Fernando Alonso 'is still the best driver around' in Formula 1, would 'represent an exceptional duo' with Ferrari and 'could beat Lewis Hamilton easily' – those are the views of three expert commentators after speculation linking the Spaniard to a future in scarlet re-surfaced again recently.
It was reported in Italian newspaper La Gazzetta dello Sport
last week that Alonso and Ferrari had agreed a four-year contract as of 2011 – if not earlier [see separate story – click here
] – and some of the sport's most seasoned observers reckon should the rumours indeed turn out to be true, it would be a match made in heaven and one that could prove to be nigh-on unbeatable.
“Two years is a long time,” contended former F1 team owner Giancarlo Minardi, who handed Alonso his break in the top flight back in 2001. “Since Fernando hasn't lost the taste of victory, why wait so long? Joking apart, though, I know that there are contracts in place and only Ferrari knows what happened to Kimi Raikkonen last season.
“I haven't seen Alonso since the Italian Grand Prix at Monza, so we haven't spoken about his future, and for Christmas we simply exchanged wishes, but it's undeniable that for Ferrari such a driver would be very useful. At the end of the day, he's the driver who up until now has given Hamilton the hardest time in equal equipment, and he could beat him easily.”

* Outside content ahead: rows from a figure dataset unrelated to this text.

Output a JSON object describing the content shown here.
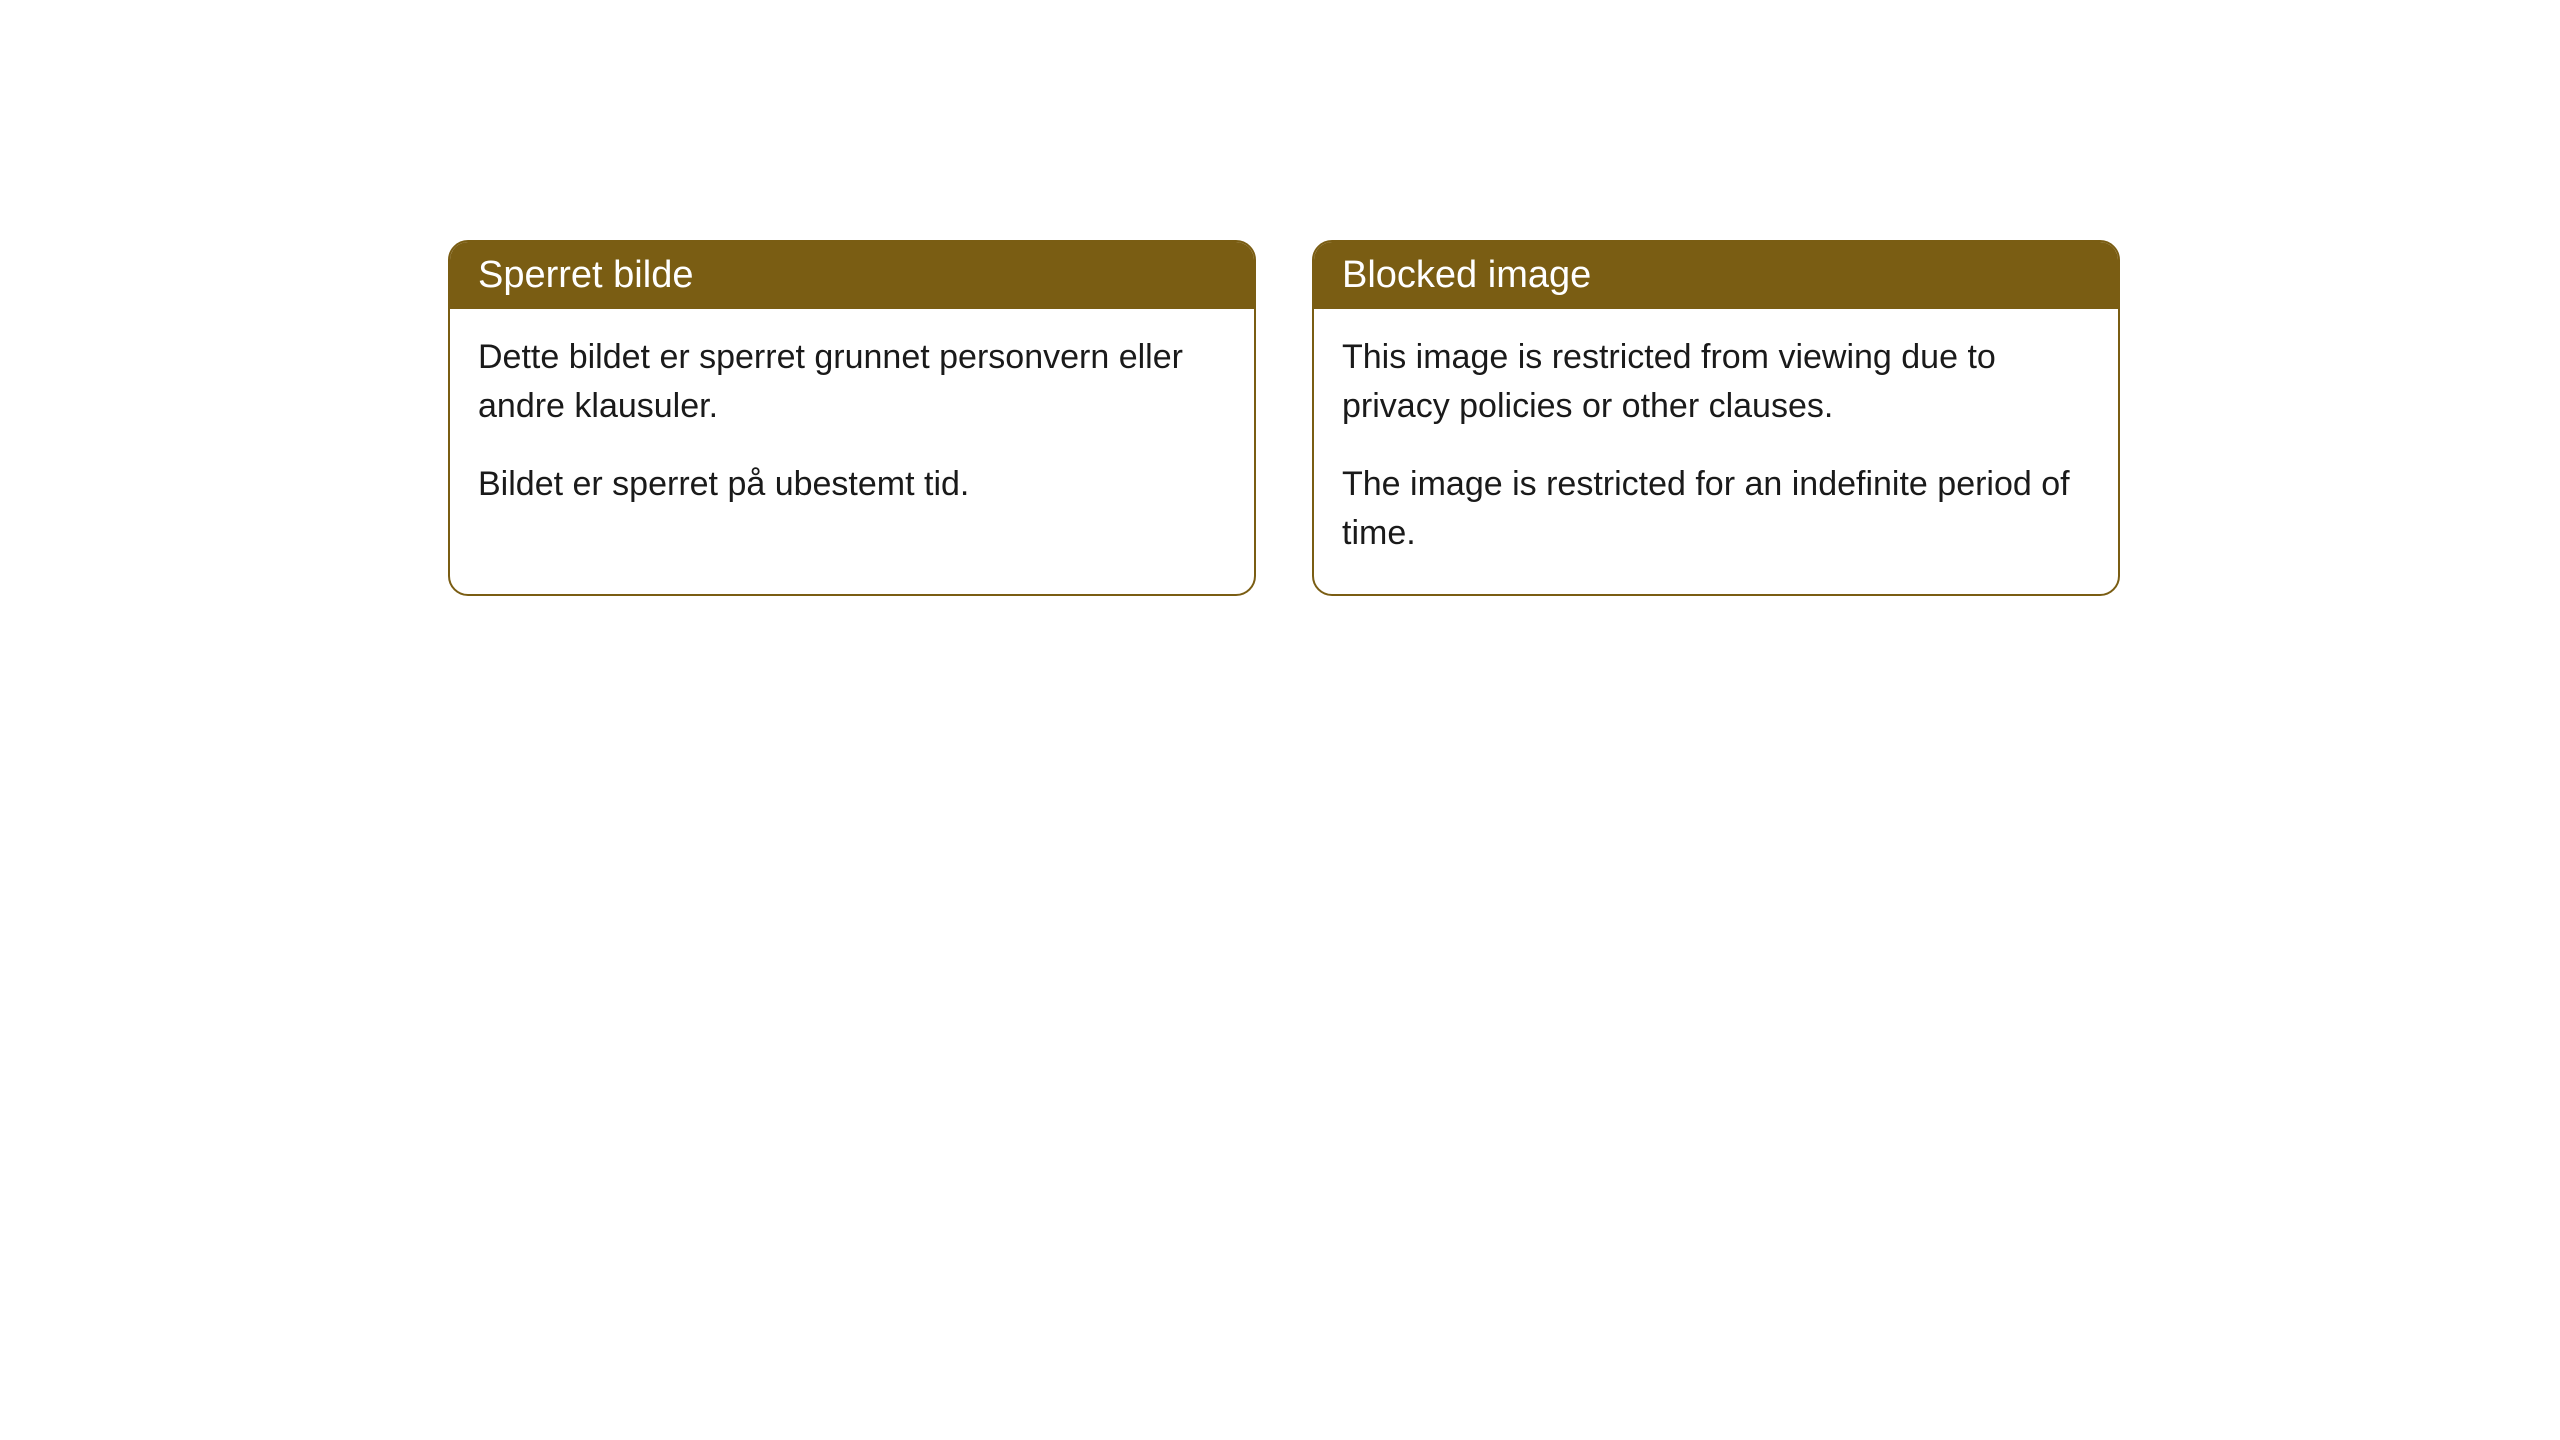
{
  "styling": {
    "header_bg_color": "#7a5d13",
    "header_text_color": "#ffffff",
    "border_color": "#7a5d13",
    "body_text_color": "#1a1a1a",
    "card_bg_color": "#ffffff",
    "page_bg_color": "#ffffff",
    "border_radius": 20,
    "header_fontsize": 38,
    "body_fontsize": 34
  },
  "cards": {
    "norwegian": {
      "title": "Sperret bilde",
      "paragraph1": "Dette bildet er sperret grunnet personvern eller andre klausuler.",
      "paragraph2": "Bildet er sperret på ubestemt tid."
    },
    "english": {
      "title": "Blocked image",
      "paragraph1": "This image is restricted from viewing due to privacy policies or other clauses.",
      "paragraph2": "The image is restricted for an indefinite period of time."
    }
  }
}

Those sentiments are echoed by ex-Minardi technical director and now Sky TV
pundit Gabriele Tredozi, who pointed to the way the man from Oviedo had helped to turn Renault's fortunes around in 2008 as evidence of his outstanding calibre and prowess.
“It would be like having another [Michael] Schumacher there,” the Italian mused of the possibility of Alonso joining forces with the Scuderia
. “He's quick and technically strong, and above all his consistency is unrivalled. He never has ups and downs during the season, except for those caused by the lack of competitiveness of his car.
“Moreover, he's sincere – as he demonstrated during his difficult period at McLaren – he's a driver who needs to feel the support of the team behind him like no other, and he knows how to motivate the team too.
“He knows how to assess a car's strong and weak points without wavering, he has exceptional racecraft and he knows how to manage the tyres well. He is also capable of getting himself out of even the most difficult situations; last season is the most obvious example of that.”
Erstwhile Ferrari team principal Cesare Fiorio, finally – the man who gave the double world champion his F1 test debut with Minardi at Jerez in 1999, the Asturian-born star lapping 1.5 seconds faster than any other young driver trying out on the same day – argues that an Alonso-Ferrari combination would give the entire field cause for concern.